Let’s discover Bear Hill!

24 June 2019

Once upon a time there were two brown bears from Switzerland, from the Zurich Langenberg Park. It was the month of June 1971 and Doris and Daniel were the first brown bears to set foot in the Han-sur-Lesse Widlife Park.

It had all started a year earlier when the Company of the Caves of Han had created a Nature Reserve to preserve the unspoilt natural environment of the massif that houses the Caves of Han. This is how the Wildlife Park was first opened to the public on 13 July 1970. At the time, the Park management harboured a dream… to be able the welcome a couple of brown bears! Their dream came true when Doris and Daniel arrived in the Park. 

Years later, Etienne Brunelle, Head Keeper at our Wildlife Park, travelled through the majestic pine-clad forests of the Great North, and fell in love with its striking sceneries. There and then, he set his heart on recreating those stunning landscapes right here in our Wildlife Park, and to see brown bears roaming an environment specifically tailored to their needs. In the early winter of 2019, the Herculean task of materialising this project in order to welcome brown bears began.
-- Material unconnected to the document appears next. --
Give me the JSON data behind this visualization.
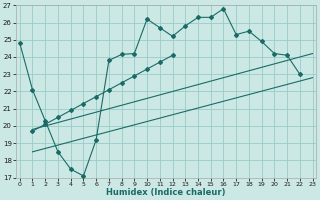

It is called “Bear Hill” and stretches out over nearly 5 acres of rocky areas, with countless nooks and crannies overflowing with the bears’ favourite edible plants, a pool to horse around in as well as pine forests... 

    Two brand-new, fully equipped buildings

    Located above Bear Hill, we built an area which not only serves as the bears’ sleeping quarters for the night, but also as a veterinary room, a quarantine area and as technical facilities for the bison. This project is the result of many months of intense reflection, as we were pursuing a twofold goal: create a new area for the bears, but also modernize the buildings used for the bison. It was of vital importance for us to improve their infrastructures so we can keep striving for their welfare as efficiently as possible, as the species is the subject of numerous reintroduction and preservation programs. 

    Bear Hill facts and figures:

    • A surface area of approximately 20.000 m²;
    • Almost 5.000 m³ of earth was moved in the process;
    • 400 m² of wetland;
    • 1.500 tons of limestone rocks transported to the site;
    • Over a 500 shrubs and 100 trees planted;
    • A fence that is over 4.800 m long.  

    As for safety, nothing was left to chance:  

    • A 3,5 m deep ditch;
    • Exterior fences that are 3 m high with cranked toppings and are buried 80 cm underground;
    • Electrified inside fences and electrified grass placed at strategic locations (to prevent the bears from getting too close to the ditch or the trees).

    Our 3 young bears have finally arrived!

    The 3 male bears are a year and a half old. Their weight varies between 66 kg and 120 kg. This is quite impressive, even more so because the cubs only weigh 500 gr at birth. It takes the mother bear a year and a half to wean them, and then it is time for them to fly the nest. 

    Two of the bears are from the Copenhagen Zoo (Denmark) while the third bear comes from the Boras Djurpark in Sweden. It’s the Dutch firm EKIPA (which specialises in animal transport) that took care of their transfer to Han-sur-Lesse, in a temperature-controlled lorry. The 3 bears are part of a European Studbook (ESB); basically a species’ family tree. The Studbook keeper collects all the data pertaining to the species he is in charge of (births, deaths, transfers, etc.) from all the European Wildlife Parks. After spending 2 weeks in quarantine, they finally got to discover “Bear Hill”, their tailor-made living area. Our three bears Björn, Olof and Jojo are enjoying life in Han-sur-Lesse and our visitors are endeared and amused by the three bears’ playful frolicking. 

    Although the European brown bear is not a threatened species, it is nevertheless a protected one. There are currently about 17.000 brown bears in Europe. The cohabitation between man and bear is not always easy: often they tend to occupy the same territories and the activities of one species tend to encroach upon those of the other. Fortunately, there are many examples of successful cohabitation!

    Bears can be found in the Pyreneans, in the Italian provinces of Abruzzo and Trentino, in the Dinaric Alps, in Slovenia as well as in the Carpathians (which stretch across Roumania, Slovenia, Poland and the Ukraine). The Carpathian Mountain range houses half of the European brown bear population. 

      In September 2019, the sleuth of bears (yes, this really is the official name for a group of bears) welcomed a new arrival, Mufko, an orphaned bear saved in the nick of time by a bear sanctuary in Slovakia.